Santa Ana officials will soon be calling on the Orange County Fire Authority to return $2.9 million back to city coffers.
That’s the amount the fire authority required the city to deposit into an escrow account upfront before agreeing in 2012 to absorb the now defunct Santa Ana Fire Department.
At the time, the city was mired in a historic budget crisis, and OCFA’s leadership demanded the cash in case the city missed a services payment to the regional fire agency.
But the city’s financial picture has brightened considerably since then, thanks in part to the decision to outsource the fire department. The city’s contract with OCFA allows the city a chance to ask for the deposit back if the city “demonstrates an improved financial position,” according to a staff report.
Santa Ana City Council unanimously and without comment approved the request at its regular meeting earlier this month.
City officials will be presenting the city’s finances – including a reserve level approaching 20 percent of the annual budget – to the OCFA budget and finance committee and then the board later this month.
The request is also one of the latest efforts to bring the city budget back to full strength. By 2011, the city’s general fund had dwindled to $3 million, or just one month’s payroll, and was facing a $30 million budget deficit. City leaders were seriously considering filing for municipal bankruptcy.

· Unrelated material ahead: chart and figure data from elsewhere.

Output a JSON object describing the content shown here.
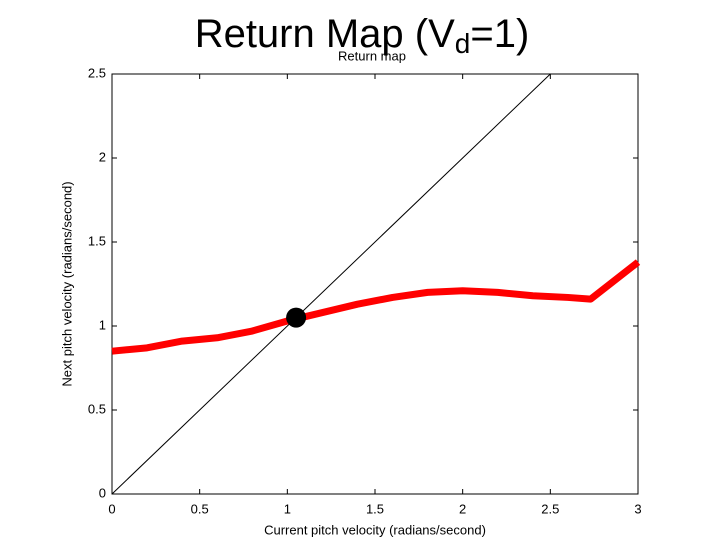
{
  "chart_data": {
    "type": "line",
    "title_parts": [
      "Return Map (V",
      "d",
      "=1)"
    ],
    "subtitle": "Return map",
    "x_label": "Current pitch velocity (radians/second)",
    "y_label": "Next pitch velocity (radians/second)",
    "xlim": [
      0,
      3
    ],
    "ylim": [
      0,
      2.5
    ],
    "xticks": [
      0,
      0.5,
      1,
      1.5,
      2,
      2.5,
      3
    ],
    "yticks": [
      0,
      0.5,
      1,
      1.5,
      2,
      2.5
    ],
    "grid": false,
    "series": [
      {
        "color": "#ff0000",
        "x": [
          0,
          0.2,
          0.4,
          0.6,
          0.8,
          1.0,
          1.2,
          1.4,
          1.6,
          1.8,
          2.0,
          2.2,
          2.4,
          2.6,
          2.73,
          3.0
        ],
        "values": [
          0.85,
          0.87,
          0.91,
          0.93,
          0.97,
          1.03,
          1.08,
          1.13,
          1.17,
          1.2,
          1.21,
          1.2,
          1.18,
          1.17,
          1.16,
          1.38
        ]
      },
      {
        "color": "#000000",
        "x": [
          0,
          2.5
        ],
        "values": [
          0,
          2.5
        ]
      },
      {
        "color": "#000000",
        "marker": true,
        "x": [
          1.05
        ],
        "values": [
          1.05
        ]
      }
    ]
  }
}
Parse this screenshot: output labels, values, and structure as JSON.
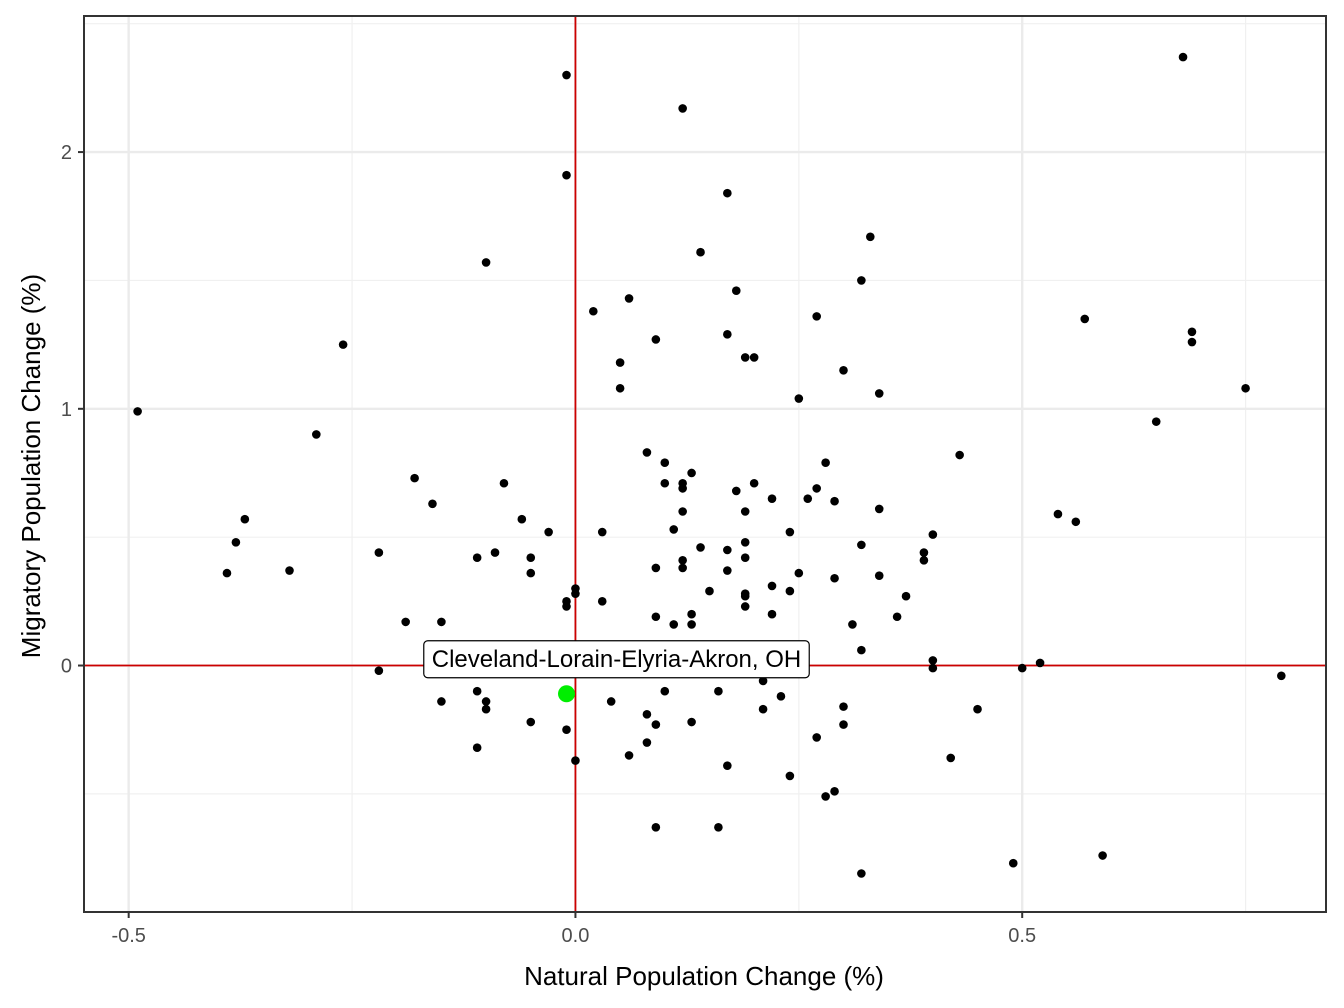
{
  "chart_data": {
    "type": "scatter",
    "title": "",
    "xlabel": "Natural Population Change (%)",
    "ylabel": "Migratory Population Change (%)",
    "xlim": [
      -0.55,
      0.84
    ],
    "ylim": [
      -0.96,
      2.53
    ],
    "x_ticks": [
      -0.5,
      0.0,
      0.5
    ],
    "x_tick_labels": [
      "-0.5",
      "0.0",
      "0.5"
    ],
    "y_ticks": [
      0,
      1,
      2
    ],
    "y_tick_labels": [
      "0",
      "1",
      "2"
    ],
    "grid": true,
    "reference_lines": {
      "x": 0,
      "y": 0,
      "color": "#cc0000"
    },
    "point_color": "#000000",
    "highlight_color": "#00ee00",
    "highlight": {
      "label": "Cleveland-Lorain-Elyria-Akron, OH",
      "x": -0.01,
      "y": -0.11
    },
    "points": [
      [
        -0.49,
        0.99
      ],
      [
        -0.26,
        1.25
      ],
      [
        -0.29,
        0.9
      ],
      [
        -0.37,
        0.57
      ],
      [
        -0.38,
        0.48
      ],
      [
        -0.39,
        0.36
      ],
      [
        -0.32,
        0.37
      ],
      [
        -0.22,
        0.44
      ],
      [
        -0.18,
        0.73
      ],
      [
        -0.16,
        0.63
      ],
      [
        -0.1,
        1.57
      ],
      [
        -0.08,
        0.71
      ],
      [
        -0.06,
        0.57
      ],
      [
        -0.03,
        0.52
      ],
      [
        -0.05,
        0.42
      ],
      [
        -0.05,
        0.36
      ],
      [
        -0.11,
        0.42
      ],
      [
        -0.09,
        0.44
      ],
      [
        -0.19,
        0.17
      ],
      [
        -0.15,
        0.17
      ],
      [
        -0.22,
        -0.02
      ],
      [
        -0.15,
        -0.14
      ],
      [
        -0.11,
        -0.1
      ],
      [
        -0.1,
        -0.14
      ],
      [
        -0.1,
        -0.17
      ],
      [
        -0.11,
        -0.32
      ],
      [
        -0.05,
        -0.22
      ],
      [
        -0.01,
        2.3
      ],
      [
        -0.01,
        1.91
      ],
      [
        -0.01,
        0.25
      ],
      [
        -0.01,
        0.23
      ],
      [
        0.0,
        0.3
      ],
      [
        0.0,
        0.28
      ],
      [
        -0.01,
        -0.25
      ],
      [
        0.0,
        -0.37
      ],
      [
        0.02,
        1.38
      ],
      [
        0.03,
        0.52
      ],
      [
        0.03,
        0.25
      ],
      [
        0.04,
        -0.14
      ],
      [
        0.05,
        1.18
      ],
      [
        0.05,
        1.08
      ],
      [
        0.06,
        1.43
      ],
      [
        0.06,
        -0.35
      ],
      [
        0.08,
        -0.19
      ],
      [
        0.08,
        -0.3
      ],
      [
        0.08,
        0.83
      ],
      [
        0.09,
        1.27
      ],
      [
        0.09,
        0.38
      ],
      [
        0.09,
        0.19
      ],
      [
        0.09,
        -0.23
      ],
      [
        0.09,
        -0.63
      ],
      [
        0.1,
        0.79
      ],
      [
        0.1,
        0.71
      ],
      [
        0.1,
        -0.1
      ],
      [
        0.11,
        0.53
      ],
      [
        0.11,
        0.16
      ],
      [
        0.12,
        2.17
      ],
      [
        0.12,
        0.71
      ],
      [
        0.12,
        0.69
      ],
      [
        0.12,
        0.6
      ],
      [
        0.12,
        0.41
      ],
      [
        0.12,
        0.38
      ],
      [
        0.13,
        0.75
      ],
      [
        0.13,
        0.2
      ],
      [
        0.13,
        0.16
      ],
      [
        0.13,
        -0.22
      ],
      [
        0.14,
        1.61
      ],
      [
        0.14,
        0.46
      ],
      [
        0.15,
        0.29
      ],
      [
        0.16,
        -0.1
      ],
      [
        0.16,
        -0.63
      ],
      [
        0.17,
        1.84
      ],
      [
        0.17,
        1.29
      ],
      [
        0.17,
        0.45
      ],
      [
        0.17,
        0.37
      ],
      [
        0.17,
        -0.39
      ],
      [
        0.18,
        1.46
      ],
      [
        0.18,
        0.68
      ],
      [
        0.19,
        1.2
      ],
      [
        0.19,
        0.6
      ],
      [
        0.19,
        0.48
      ],
      [
        0.19,
        0.42
      ],
      [
        0.19,
        0.28
      ],
      [
        0.19,
        0.27
      ],
      [
        0.19,
        0.23
      ],
      [
        0.2,
        1.2
      ],
      [
        0.2,
        0.71
      ],
      [
        0.21,
        -0.06
      ],
      [
        0.21,
        -0.17
      ],
      [
        0.22,
        0.65
      ],
      [
        0.22,
        0.31
      ],
      [
        0.22,
        0.2
      ],
      [
        0.23,
        -0.12
      ],
      [
        0.24,
        0.52
      ],
      [
        0.24,
        0.29
      ],
      [
        0.24,
        -0.43
      ],
      [
        0.25,
        1.04
      ],
      [
        0.25,
        0.36
      ],
      [
        0.26,
        0.65
      ],
      [
        0.27,
        1.36
      ],
      [
        0.27,
        0.69
      ],
      [
        0.27,
        -0.28
      ],
      [
        0.28,
        0.79
      ],
      [
        0.28,
        -0.51
      ],
      [
        0.29,
        0.64
      ],
      [
        0.29,
        0.34
      ],
      [
        0.29,
        -0.49
      ],
      [
        0.3,
        1.15
      ],
      [
        0.3,
        -0.16
      ],
      [
        0.3,
        -0.23
      ],
      [
        0.31,
        0.16
      ],
      [
        0.32,
        1.5
      ],
      [
        0.32,
        0.47
      ],
      [
        0.32,
        0.06
      ],
      [
        0.32,
        -0.81
      ],
      [
        0.33,
        1.67
      ],
      [
        0.34,
        1.06
      ],
      [
        0.34,
        0.61
      ],
      [
        0.34,
        0.35
      ],
      [
        0.36,
        0.19
      ],
      [
        0.37,
        0.27
      ],
      [
        0.39,
        0.44
      ],
      [
        0.39,
        0.41
      ],
      [
        0.4,
        0.51
      ],
      [
        0.4,
        0.02
      ],
      [
        0.4,
        -0.01
      ],
      [
        0.42,
        -0.36
      ],
      [
        0.43,
        0.82
      ],
      [
        0.45,
        -0.17
      ],
      [
        0.49,
        -0.77
      ],
      [
        0.5,
        -0.01
      ],
      [
        0.52,
        0.01
      ],
      [
        0.54,
        0.59
      ],
      [
        0.56,
        0.56
      ],
      [
        0.57,
        1.35
      ],
      [
        0.59,
        -0.74
      ],
      [
        0.65,
        0.95
      ],
      [
        0.68,
        2.37
      ],
      [
        0.69,
        1.3
      ],
      [
        0.69,
        1.26
      ],
      [
        0.75,
        1.08
      ],
      [
        0.79,
        -0.04
      ]
    ]
  }
}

The city has bounced back, but remains at just above bare-bones services levels.
And with residents clamoring for amenities like parks and after-school programs – and a recently adopted strategic plan that promises more services – City Manager David Cavazos has been looking for creative ways to beef up revenue.
One of Cavazos’ first tasks was to reappraise the city’s revenue forecast, which to him seemed low. The new projections increased tax revenue, with Cavazos insisting that the brighter estimates were still conservative.
As part of that strategy, the council last week also approved refinancing bonds for the city jail and City Hall expansion projects. That action is expected to save over $2 million over the next several years.